Despite some side effects, Aaroh pulled through from his post-transplant chemotherapy like a champ. Most days now you’ll find the happy 3-year-old wrestling with his big brother, playing music on one of his many instruments, or obsessing over trash trucks.

Chantal is forever grateful to Aaroh’s liver donor and the family who lost their own child while giving hers the gift of life. She is also thankful for the wonderful team of caregivers in the Cancer and Blood Disease Institute that helped her and Aaroh get through the darkest days.

“They instinctively know how to meet you where you are, to help you acknowledge, accept and absorb what’s happening to you and your kid,” Chantal says. “Some days in our journey were awful, but they were just amazing, like angels in scrubs.”
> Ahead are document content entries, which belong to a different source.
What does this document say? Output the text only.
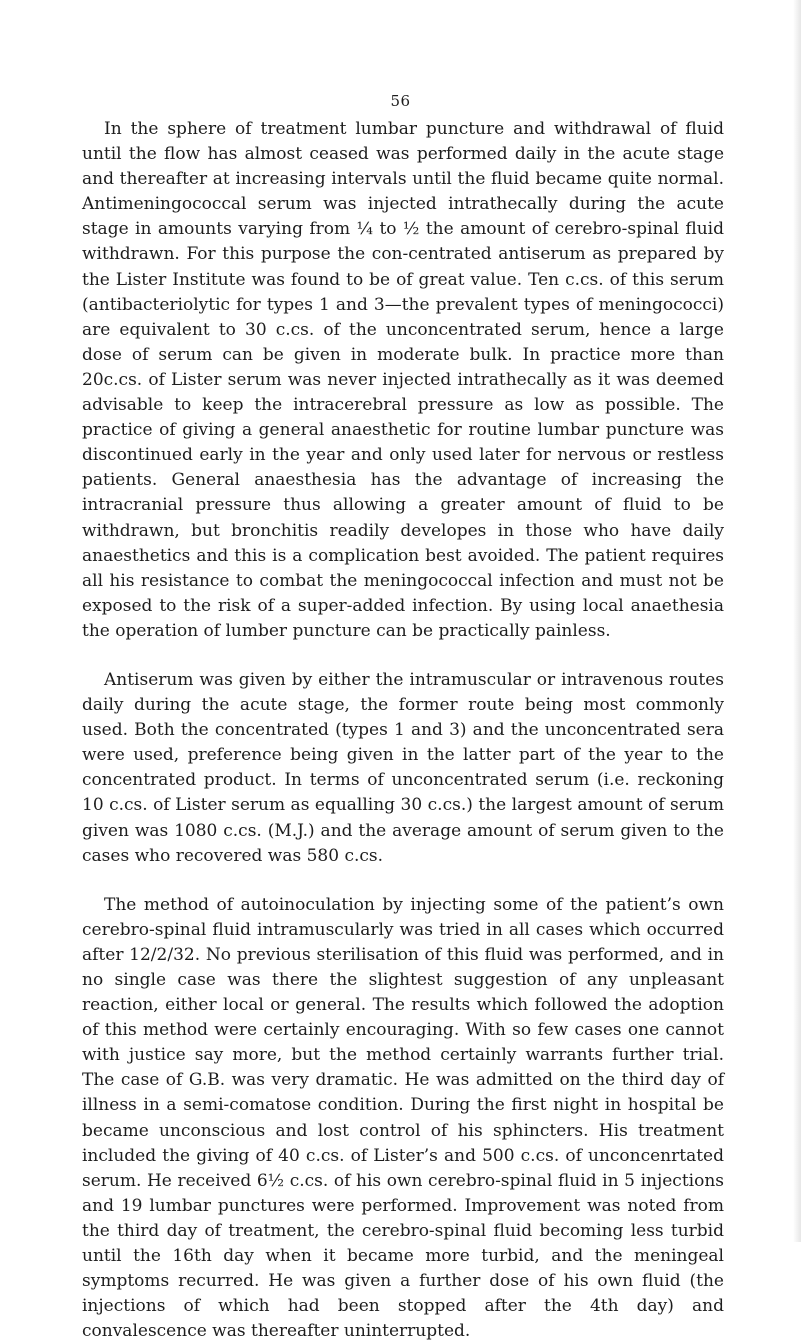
56

In the sphere of treatment lumbar puncture and withdrawal of fluid until the flow has almost ceased was performed daily in the acute stage and thereafter at increasing intervals until the fluid became quite normal. Antimeningococcal serum was injected intrathecally during the acute stage in amounts varying from ¼ to ½ the amount of cerebro-spinal fluid withdrawn. For this purpose the con-centrated antiserum as prepared by the Lister Institute was found to be of great value. Ten c.cs. of this serum (antibacteriolytic for types 1 and 3—the prevalent types of meningococci) are equivalent to 30 c.cs. of the unconcentrated serum, hence a large dose of serum can be given in moderate bulk. In practice more than 20c.cs. of Lister serum was never injected intrathecally as it was deemed advisable to keep the intracerebral pressure as low as possible. The practice of giving a general anaesthetic for routine lumbar puncture was discontinued early in the year and only used later for nervous or restless patients. General anaesthesia has the advantage of increasing the intracranial pressure thus allowing a greater amount of fluid to be withdrawn, but bronchitis readily developes in those who have daily anaesthetics and this is a complication best avoided. The patient requires all his resistance to combat the meningococcal infection and must not be exposed to the risk of a super-added infection. By using local anaethesia the operation of lumber puncture can be practically painless.

Antiserum was given by either the intramuscular or intravenous routes daily during the acute stage, the former route being most commonly used. Both the concentrated (types 1 and 3) and the unconcentrated sera were used, preference being given in the latter part of the year to the concentrated product. In terms of unconcentrated serum (i.e. reckoning 10 c.cs. of Lister serum as equalling 30 c.cs.) the largest amount of serum given was 1080 c.cs. (M.J.) and the average amount of serum given to the cases who recovered was 580 c.cs.

The method of autoinoculation by injecting some of the patient’s own cerebro-spinal fluid intramuscularly was tried in all cases which occurred after 12/2/32. No previous sterilisation of this fluid was performed, and in no single case was there the slightest suggestion of any unpleasant reaction, either local or general. The results which followed the adoption of this method were certainly encouraging. With so few cases one cannot with justice say more, but the method certainly warrants further trial. The case of G.B. was very dramatic. He was admitted on the third day of illness in a semi-comatose condition. During the first night in hospital be became unconscious and lost control of his sphincters. His treatment included the giving of 40 c.cs. of Lister’s and 500 c.cs. of unconcenrtated serum. He received 6½ c.cs. of his own cerebro-spinal fluid in 5 injections and 19 lumbar punctures were performed. Improvement was noted from the third day of treatment, the cerebro-spinal fluid becoming less turbid until the 16th day when it became more turbid, and the meningeal symptoms recurred. He was given a further dose of his own fluid (the injections of which had been stopped after the 4th day) and convalescence was thereafter uninterrupted.
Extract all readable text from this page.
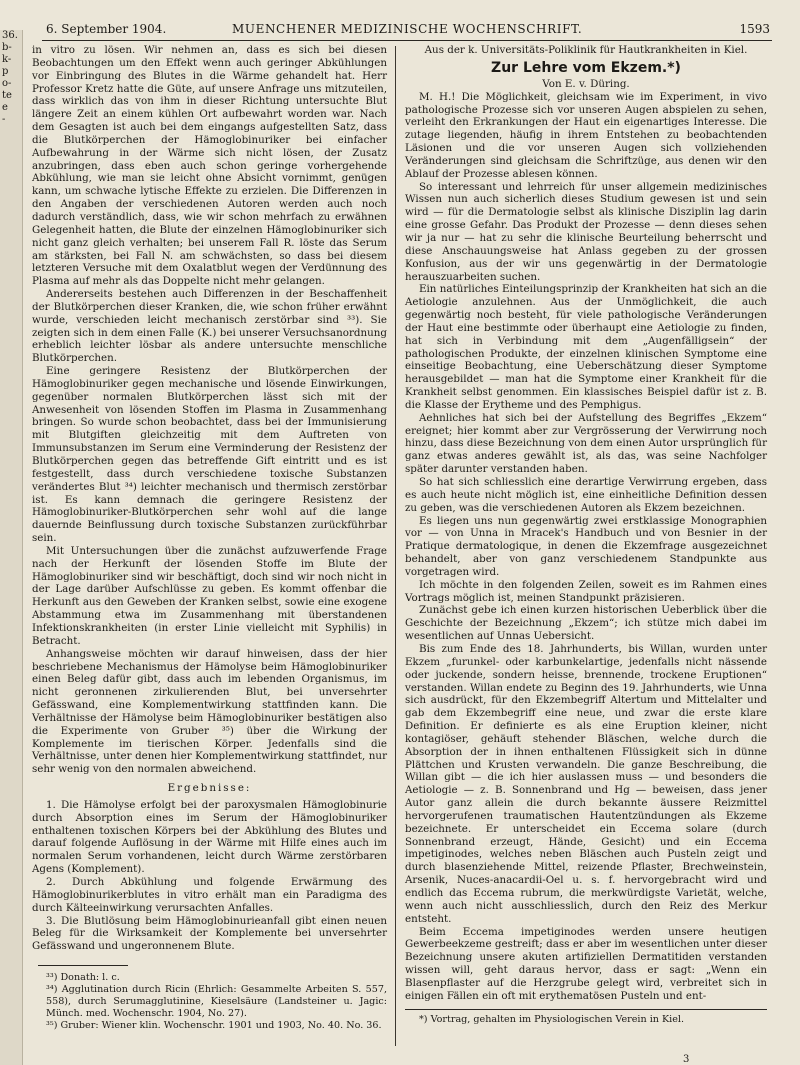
36.
b-
k-
p
o-
te
e
-
6. September 1904.	MUENCHENER MEDIZINISCHE WOCHENSCHRIFT.	1593

in vitro zu lösen. Wir nehmen an, dass es sich bei diesen Beobachtungen um den Effekt wenn auch geringer Abkühlungen vor Einbringung des Blutes in die Wärme gehandelt hat. Herr Professor Kretz hatte die Güte, auf unsere Anfrage uns mitzuteilen, dass wirklich das von ihm in dieser Richtung untersuchte Blut längere Zeit an einem kühlen Ort aufbewahrt worden war. Nach dem Gesagten ist auch bei dem eingangs aufgestellten Satz, dass die Blutkörperchen der Hämoglobinuriker bei einfacher Aufbewahrung in der Wärme sich nicht lösen, der Zusatz anzubringen, dass eben auch schon geringe vorhergehende Abkühlung, wie man sie leicht ohne Absicht vornimmt, genügen kann, um schwache lytische Effekte zu erzielen. Die Differenzen in den Angaben der verschiedenen Autoren werden auch noch dadurch verständlich, dass, wie wir schon mehrfach zu erwähnen Gelegenheit hatten, die Blute der einzelnen Hämoglobinuriker sich nicht ganz gleich verhalten; bei unserem Fall R. löste das Serum am stärksten, bei Fall N. am schwächsten, so dass bei diesem letzteren Versuche mit dem Oxalatblut wegen der Verdünnung des Plasma auf mehr als das Doppelte nicht mehr gelangen.

Andererseits bestehen auch Differenzen in der Beschaffenheit der Blutkörperchen dieser Kranken, die, wie schon früher erwähnt wurde, verschieden leicht mechanisch zerstörbar sind ³³). Sie zeigten sich in dem einen Falle (K.) bei unserer Versuchsanordnung erheblich leichter lösbar als andere untersuchte menschliche Blutkörperchen.

Eine geringere Resistenz der Blutkörperchen der Hämoglobinuriker gegen mechanische und lösende Einwirkungen, gegenüber normalen Blutkörperchen lässt sich mit der Anwesenheit von lösenden Stoffen im Plasma in Zusammenhang bringen. So wurde schon beobachtet, dass bei der Immunisierung mit Blutgiften gleichzeitig mit dem Auftreten von Immunsubstanzen im Serum eine Verminderung der Resistenz der Blutkörperchen gegen das betreffende Gift eintritt und es ist festgestellt, dass durch verschiedene toxische Substanzen verändertes Blut ³⁴) leichter mechanisch und thermisch zerstörbar ist. Es kann demnach die geringere Resistenz der Hämoglobinuriker-Blutkörperchen sehr wohl auf die lange dauernde Beinflussung durch toxische Substanzen zurückführbar sein.

Mit Untersuchungen über die zunächst aufzuwerfende Frage nach der Herkunft der lösenden Stoffe im Blute der Hämoglobinuriker sind wir beschäftigt, doch sind wir noch nicht in der Lage darüber Aufschlüsse zu geben. Es kommt offenbar die Herkunft aus den Geweben der Kranken selbst, sowie eine exogene Abstammung etwa im Zusammenhang mit überstandenen Infektionskrankheiten (in erster Linie vielleicht mit Syphilis) in Betracht.

Anhangsweise möchten wir darauf hinweisen, dass der hier beschriebene Mechanismus der Hämolyse beim Hämoglobinuriker einen Beleg dafür gibt, dass auch im lebenden Organismus, im nicht geronnenen zirkulierenden Blut, bei unversehrter Gefässwand, eine Komplementwirkung stattfinden kann. Die Verhältnisse der Hämolyse beim Hämoglobinuriker bestätigen also die Experimente von Gruber ³⁵) über die Wirkung der Komplemente im tierischen Körper. Jedenfalls sind die Verhältnisse, unter denen hier Komplementwirkung stattfindet, nur sehr wenig von den normalen abweichend.

Ergebnisse:

1. Die Hämolyse erfolgt bei der paroxysmalen Hämoglobinurie durch Absorption eines im Serum der Hämoglobinuriker enthaltenen toxischen Körpers bei der Abkühlung des Blutes und darauf folgende Auflösung in der Wärme mit Hilfe eines auch im normalen Serum vorhandenen, leicht durch Wärme zerstörbaren Agens (Komplement).

2. Durch Abkühlung und folgende Erwärmung des Hämoglobinurikerblutes in vitro erhält man ein Paradigma des durch Kälteeinwirkung verursachten Anfalles.

3. Die Blutlösung beim Hämoglobinurieanfall gibt einen neuen Beleg für die Wirksamkeit der Komplemente bei unversehrter Gefässwand und ungeronnenem Blute.

³³) Donath: l. c.

³⁴) Agglutination durch Ricin (Ehrlich: Gesammelte Arbeiten S. 557, 558), durch Serumagglutinine, Kieselsäure (Landsteiner u. Jagic: Münch. med. Wochenschr. 1904, No. 27).

³⁵) Gruber: Wiener klin. Wochenschr. 1901 und 1903, No. 40. No. 36.

Aus der k. Universitäts-Poliklinik für Hautkrankheiten in Kiel.

Zur Lehre vom Ekzem.*)

Von E. v. Düring.

M. H.! Die Möglichkeit, gleichsam wie im Experiment, in vivo pathologische Prozesse sich vor unseren Augen abspielen zu sehen, verleiht den Erkrankungen der Haut ein eigenartiges Interesse. Die zutage liegenden, häufig in ihrem Entstehen zu beobachtenden Läsionen und die vor unseren Augen sich vollziehenden Veränderungen sind gleichsam die Schriftzüge, aus denen wir den Ablauf der Prozesse ablesen können.

So interessant und lehrreich für unser allgemein medizinisches Wissen nun auch sicherlich dieses Studium gewesen ist und sein wird — für die Dermatologie selbst als klinische Disziplin lag darin eine grosse Gefahr. Das Produkt der Prozesse — denn dieses sehen wir ja nur — hat zu sehr die klinische Beurteilung beherrscht und diese Anschauungsweise hat Anlass gegeben zu der grossen Konfusion, aus der wir uns gegenwärtig in der Dermatologie herauszuarbeiten suchen.

Ein natürliches Einteilungsprinzip der Krankheiten hat sich an die Aetiologie anzulehnen. Aus der Unmöglichkeit, die auch gegenwärtig noch besteht, für viele pathologische Veränderungen der Haut eine bestimmte oder überhaupt eine Aetiologie zu finden, hat sich in Verbindung mit dem „Augenfälligsein“ der pathologischen Produkte, der einzelnen klinischen Symptome eine einseitige Beobachtung, eine Ueberschätzung dieser Symptome herausgebildet — man hat die Symptome einer Krankheit für die Krankheit selbst genommen. Ein klassisches Beispiel dafür ist z. B. die Klasse der Erytheme und des Pemphigus.

Aehnliches hat sich bei der Aufstellung des Begriffes „Ekzem“ ereignet; hier kommt aber zur Vergrösserung der Verwirrung noch hinzu, dass diese Bezeichnung von dem einen Autor ursprünglich für ganz etwas anderes gewählt ist, als das, was seine Nachfolger später darunter verstanden haben.

So hat sich schliesslich eine derartige Verwirrung ergeben, dass es auch heute nicht möglich ist, eine einheitliche Definition dessen zu geben, was die verschiedenen Autoren als Ekzem bezeichnen.

Es liegen uns nun gegenwärtig zwei erstklassige Monographien vor — von Unna in Mracek's Handbuch und von Besnier in der Pratique dermatologique, in denen die Ekzemfrage ausgezeichnet behandelt, aber von ganz verschiedenem Standpunkte aus vorgetragen wird.

Ich möchte in den folgenden Zeilen, soweit es im Rahmen eines Vortrags möglich ist, meinen Standpunkt präzisieren.

Zunächst gebe ich einen kurzen historischen Ueberblick über die Geschichte der Bezeichnung „Ekzem“; ich stütze mich dabei im wesentlichen auf Unnas Uebersicht.

Bis zum Ende des 18. Jahrhunderts, bis Willan, wurden unter Ekzem „furunkel- oder karbunkelartige, jedenfalls nicht nässende oder juckende, sondern heisse, brennende, trockene Eruptionen“ verstanden. Willan endete zu Beginn des 19. Jahrhunderts, wie Unna sich ausdrückt, für den Ekzembegriff Altertum und Mittelalter und gab dem Ekzembegriff eine neue, und zwar die erste klare Definition. Er definierte es als eine Eruption kleiner, nicht kontagiöser, gehäuft stehender Bläschen, welche durch die Absorption der in ihnen enthaltenen Flüssigkeit sich in dünne Plättchen und Krusten verwandeln. Die ganze Beschreibung, die Willan gibt — die ich hier auslassen muss — und besonders die Aetiologie — z. B. Sonnenbrand und Hg — beweisen, dass jener Autor ganz allein die durch bekannte äussere Reizmittel hervorgerufenen traumatischen Hautentzündungen als Ekzeme bezeichnete. Er unterscheidet ein Eccema solare (durch Sonnenbrand erzeugt, Hände, Gesicht) und ein Eccema impetiginodes, welches neben Bläschen auch Pusteln zeigt und durch blasenziehende Mittel, reizende Pflaster, Brechweinstein, Arsenik, Nuces-anacardii-Oel u. s. f. hervorgebracht wird und endlich das Eccema rubrum, die merkwürdigste Varietät, welche, wenn auch nicht ausschliesslich, durch den Reiz des Merkur entsteht.

Beim Eccema impetiginodes werden unsere heutigen Gewerbeekzeme gestreift; dass er aber im wesentlichen unter dieser Bezeichnung unsere akuten artifiziellen Dermatitiden verstanden wissen will, geht daraus hervor, dass er sagt: „Wenn ein Blasenpflaster auf die Herzgrube gelegt wird, verbreitet sich in einigen Fällen ein oft mit erythematösen Pusteln und ent-

*) Vortrag, gehalten im Physiologischen Verein in Kiel.

3
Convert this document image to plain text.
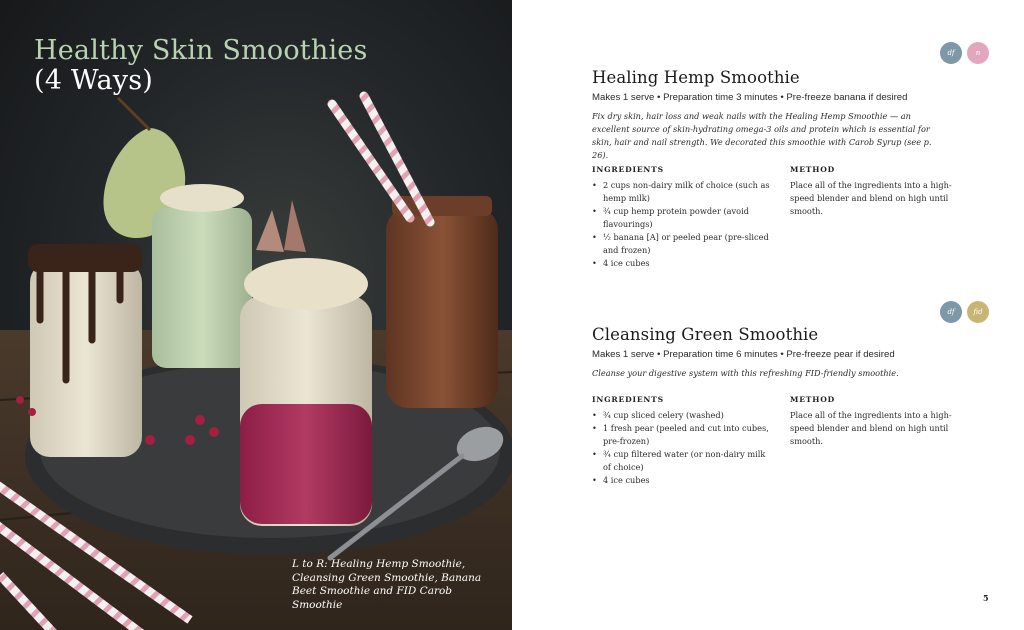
Healthy Skin Smoothies
(4 Ways)
L to R: Healing Hemp Smoothie, Cleansing Green Smoothie, Banana Beet Smoothie and FID Carob Smoothie
df	n
Healing Hemp Smoothie
Makes 1 serve • Preparation time 3 minutes • Pre-freeze banana if desired
Fix dry skin, hair loss and weak nails with the Healing Hemp Smoothie — an excellent source of skin-hydrating omega-3 oils and protein which is essential for skin, hair and nail strength. We decorated this smoothie with Carob Syrup (see p. 26).
INGREDIENTS
• 2 cups non-dairy milk of choice (such as hemp milk)
• ¾ cup hemp protein powder (avoid flavourings)
• ½ banana [A] or peeled pear (pre-sliced and frozen)
• 4 ice cubes
METHOD
Place all of the ingredients into a high-speed blender and blend on high until smooth.
df	fid
Cleansing Green Smoothie
Makes 1 serve • Preparation time 6 minutes • Pre-freeze pear if desired
Cleanse your digestive system with this refreshing FID-friendly smoothie.
INGREDIENTS
• ¾ cup sliced celery (washed)
• 1 fresh pear (peeled and cut into cubes, pre-frozen)
• ¾ cup filtered water (or non-dairy milk of choice)
• 4 ice cubes
METHOD
Place all of the ingredients into a high-speed blender and blend on high until smooth.
5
The Liver Transplant Program at Children’s Hospital Los Angeles is one of the largest pediatric liver transplant programs in the United States. Since it was founded in 1998, the program has performed 470 transplants—with roughly one-third of them coming from living donors. That’s a major reason why the median wait time for a new liver is roughly only 3 ½ months at CHLA—versus about 10 ½ months regionally and nearly eight months nationally. The Liver Transplant Program is part of CHLA’s Division of Abdominal Organ Transplantation and the Division of Gastroenterology, Hepatology and Nutrition, which is ranked No. 5 in the nation for Gastroenterology and GI Surgery by U.S. News & World Report.